4.4. Comparison Experiment
We have developed an improved YOLOv5 method, specifically optimized for detecting small objects in road scenes under various lighting and weather conditions. To evaluate the performance of our method in terms of feature representation and real-time processing capabilities, we conducted a series of experiments on the COCO and VOC datasets. Our improved methods, denoted according to scale as Ours-s, Ours-m, and Ours-l, were compared with several state-of-the-art object detection methods.
We used Precision, mAP, and Recall as the primary performance metrics. Additionally, we considered complexity by evaluating the number of parameters (Params) and floating-point operations per second (FLOPS). We performed a comparative analysis of different methods on the COCO and VOC datasets, ensuring the robustness of the experimental design and the validity of the data analysis. The results are presented in the accompanying
Table 5.
Experimental results on the COCO dataset show that our optimized Ours-m model achieved 71.6% Precision, 61.5% mAP, and 57.9% Recall. These results are the best among all methods using similar computational resources. On the VOC dataset, the model also excelled, registering 77.5% mAP@.5 and 73.4% Recall. Notably, despite having fewer parameters than the equivalent scale YOLOv5 model, Ours-s, Ours-m and Ours-l surpassed other methods in Precision and mAP. It demonstrates our success in improving performance while optimizing computational efficiency.
Compared to SSD and Faster R-CNN, Ours-m demonstrated significant advantages on both the COCO and VOC datasets. It was particularly effective in Recall for small object detection. For instance, on the COCO dataset, the Recall of Ours-l was 21.3% higher than that of SSD and 14.1% higher than Faster R-CNN, highlighting the effectiveness of the RedeCa module in enhancing recall capabilities.
Although Mask-RCNN is designed for instance segmentation, the Ours-l model excelled in object detection tasks. On the VOC dataset, it achieved an mAP@.5 of 80.0%, compared to Mask-RCNN’s 57.2%. This emphasizes that our improved model delivers outstanding detection performance, even in domains specialized by Mask-RCNN.
We also controlled for model complexity while striving for higher performance. Compared to the original YOLOv5, the Ours series demonstrated superior small object detection in complex environments with fewer parameters. On the COCO dataset, Ours-l improved mAP and Recall by 0.4% each over YOLOv5l. Our methods surpass existing methods in key performance metrics while maintaining computational efficiency, laying a solid foundation for practical applications.

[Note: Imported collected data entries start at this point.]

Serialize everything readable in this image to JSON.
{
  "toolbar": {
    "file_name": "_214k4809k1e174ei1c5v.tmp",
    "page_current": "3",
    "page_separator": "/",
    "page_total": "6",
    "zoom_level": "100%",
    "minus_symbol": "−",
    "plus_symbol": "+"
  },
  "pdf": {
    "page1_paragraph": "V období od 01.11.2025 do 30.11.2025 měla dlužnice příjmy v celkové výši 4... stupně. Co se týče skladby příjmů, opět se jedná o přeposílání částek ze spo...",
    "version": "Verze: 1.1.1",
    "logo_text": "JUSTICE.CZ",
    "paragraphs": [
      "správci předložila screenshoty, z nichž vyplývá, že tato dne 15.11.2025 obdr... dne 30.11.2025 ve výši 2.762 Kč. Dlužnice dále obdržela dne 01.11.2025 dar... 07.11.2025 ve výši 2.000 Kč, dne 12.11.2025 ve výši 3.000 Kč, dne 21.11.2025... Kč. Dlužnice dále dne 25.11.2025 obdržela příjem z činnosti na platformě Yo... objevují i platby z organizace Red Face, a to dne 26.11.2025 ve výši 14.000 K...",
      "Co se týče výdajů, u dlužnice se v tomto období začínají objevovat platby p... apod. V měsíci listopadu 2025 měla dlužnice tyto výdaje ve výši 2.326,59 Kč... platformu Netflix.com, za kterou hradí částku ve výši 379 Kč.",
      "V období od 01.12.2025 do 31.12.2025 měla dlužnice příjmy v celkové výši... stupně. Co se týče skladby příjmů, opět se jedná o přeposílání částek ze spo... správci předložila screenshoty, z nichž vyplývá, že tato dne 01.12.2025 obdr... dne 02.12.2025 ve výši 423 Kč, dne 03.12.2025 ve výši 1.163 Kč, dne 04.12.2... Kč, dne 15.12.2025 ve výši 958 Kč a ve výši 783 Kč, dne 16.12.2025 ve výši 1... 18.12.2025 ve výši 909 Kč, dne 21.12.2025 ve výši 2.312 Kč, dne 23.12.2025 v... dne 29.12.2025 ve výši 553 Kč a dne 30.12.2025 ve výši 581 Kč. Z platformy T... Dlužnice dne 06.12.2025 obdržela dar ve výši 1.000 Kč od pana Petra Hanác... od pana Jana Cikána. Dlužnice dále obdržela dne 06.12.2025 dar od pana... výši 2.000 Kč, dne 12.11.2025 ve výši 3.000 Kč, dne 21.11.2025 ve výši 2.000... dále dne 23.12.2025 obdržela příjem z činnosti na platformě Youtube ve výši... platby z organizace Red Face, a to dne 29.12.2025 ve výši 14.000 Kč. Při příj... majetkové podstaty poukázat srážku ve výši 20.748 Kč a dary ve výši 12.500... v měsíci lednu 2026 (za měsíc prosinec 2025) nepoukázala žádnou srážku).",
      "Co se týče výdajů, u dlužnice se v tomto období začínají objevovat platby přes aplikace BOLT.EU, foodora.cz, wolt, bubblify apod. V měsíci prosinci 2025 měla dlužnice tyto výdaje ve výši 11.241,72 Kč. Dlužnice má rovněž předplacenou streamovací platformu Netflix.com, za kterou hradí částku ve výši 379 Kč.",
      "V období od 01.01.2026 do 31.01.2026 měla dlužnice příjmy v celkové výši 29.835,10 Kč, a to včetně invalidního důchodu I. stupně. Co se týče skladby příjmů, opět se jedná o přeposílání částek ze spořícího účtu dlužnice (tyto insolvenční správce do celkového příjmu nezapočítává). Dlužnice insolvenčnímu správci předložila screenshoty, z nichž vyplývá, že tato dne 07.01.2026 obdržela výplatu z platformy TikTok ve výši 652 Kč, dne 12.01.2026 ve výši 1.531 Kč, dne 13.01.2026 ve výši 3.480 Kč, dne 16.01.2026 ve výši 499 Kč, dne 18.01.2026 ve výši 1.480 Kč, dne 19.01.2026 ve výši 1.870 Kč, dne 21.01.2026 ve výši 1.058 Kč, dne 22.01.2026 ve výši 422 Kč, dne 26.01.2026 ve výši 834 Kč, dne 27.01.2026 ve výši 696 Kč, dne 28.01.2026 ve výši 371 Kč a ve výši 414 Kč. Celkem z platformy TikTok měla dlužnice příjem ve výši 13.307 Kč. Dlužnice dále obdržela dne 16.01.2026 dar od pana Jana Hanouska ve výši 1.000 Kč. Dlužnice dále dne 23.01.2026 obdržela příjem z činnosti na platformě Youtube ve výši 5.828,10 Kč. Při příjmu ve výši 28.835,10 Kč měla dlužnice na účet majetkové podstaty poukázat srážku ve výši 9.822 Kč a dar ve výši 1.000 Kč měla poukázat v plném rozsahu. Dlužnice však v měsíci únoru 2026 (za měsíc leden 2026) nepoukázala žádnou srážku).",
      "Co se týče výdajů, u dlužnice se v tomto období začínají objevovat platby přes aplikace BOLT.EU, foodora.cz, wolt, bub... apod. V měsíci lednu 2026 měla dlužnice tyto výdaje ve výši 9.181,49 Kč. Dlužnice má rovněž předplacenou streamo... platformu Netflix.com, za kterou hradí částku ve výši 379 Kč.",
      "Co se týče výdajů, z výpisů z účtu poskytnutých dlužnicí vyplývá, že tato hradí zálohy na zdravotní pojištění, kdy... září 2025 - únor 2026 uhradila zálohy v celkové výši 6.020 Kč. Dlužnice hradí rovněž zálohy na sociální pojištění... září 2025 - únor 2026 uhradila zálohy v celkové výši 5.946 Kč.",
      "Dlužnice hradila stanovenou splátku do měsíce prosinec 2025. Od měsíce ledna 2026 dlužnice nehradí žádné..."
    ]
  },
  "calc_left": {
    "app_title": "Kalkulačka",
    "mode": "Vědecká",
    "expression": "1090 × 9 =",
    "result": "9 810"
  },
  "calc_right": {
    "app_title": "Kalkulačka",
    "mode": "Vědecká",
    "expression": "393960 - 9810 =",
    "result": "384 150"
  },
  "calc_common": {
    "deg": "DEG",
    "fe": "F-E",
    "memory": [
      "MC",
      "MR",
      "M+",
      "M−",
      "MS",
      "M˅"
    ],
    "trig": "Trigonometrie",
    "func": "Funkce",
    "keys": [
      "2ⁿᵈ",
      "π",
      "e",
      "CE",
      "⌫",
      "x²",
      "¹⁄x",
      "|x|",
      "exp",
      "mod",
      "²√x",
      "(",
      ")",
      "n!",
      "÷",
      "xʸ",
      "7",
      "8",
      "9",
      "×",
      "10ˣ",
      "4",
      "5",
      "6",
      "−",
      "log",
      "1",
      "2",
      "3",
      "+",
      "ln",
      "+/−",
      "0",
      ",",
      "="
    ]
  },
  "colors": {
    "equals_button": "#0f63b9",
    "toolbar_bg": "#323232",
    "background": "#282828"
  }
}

We compared our method with the latest object detection methods from YOLOv6 to YOLOv10 [
47,
48,
49,
50,
51]. Our method matches YOLOv8 and YOLOv9 in terms of accuracy, and surpasses YOLOv6, v8, v9, and v10 in model lightweighting and computational load. The data presented in
Table 5 showed that while our model achieves accuracy comparable to the latest YOLO versions, it still has benefits in model lightweighting and computational load. These advantages contribute to the deployment and operational efficiency of our method in practical applications.
The RedeCa module enhances our method’s ability of representing features, especially in accurately handling edge and detail information, which is crucial for small object detection. It also increases the adaptability to varying lighting and weather conditions, thereby boosting robustness in complex environments.
In road traffic scenarios, real-time performance is crucial. We evaluated our method against popular methods in terms of FPS and parameter count, as detailed in
Table 5. Our method’s parameter count and computational complexity are markedly lower than those of Faster R-CNN and Mask-RCNN. Compared to the baseline YOLOv5, our method achieves comparable performance while reducing both parameter count and computational complexity.
The experimental results show that by adding the RedeCa module to YOLOv5, we improve small object detection accuracy markedly while maintaining high recall rates. These findings support strongly further exploration of deep learning methods for small object detection in complex environments, confirming the effectiveness and potential of our enhancements.
To validate the superior accuracy and robustness of our method, we conducted a comprehensive quantitative and qualitative comparative analysis. We compared our method with popular monocular distance measurement methods in road traffic scenarios. The results are shown in
Figure 7.
As shown in
Figure 7, our monocular distance measurement method effectively reduces potential errors caused by sudden changes in the detection bounding box size. This leads to reduced dispersion in distance measurements, ensuring they remain more consistent with actual distances over time.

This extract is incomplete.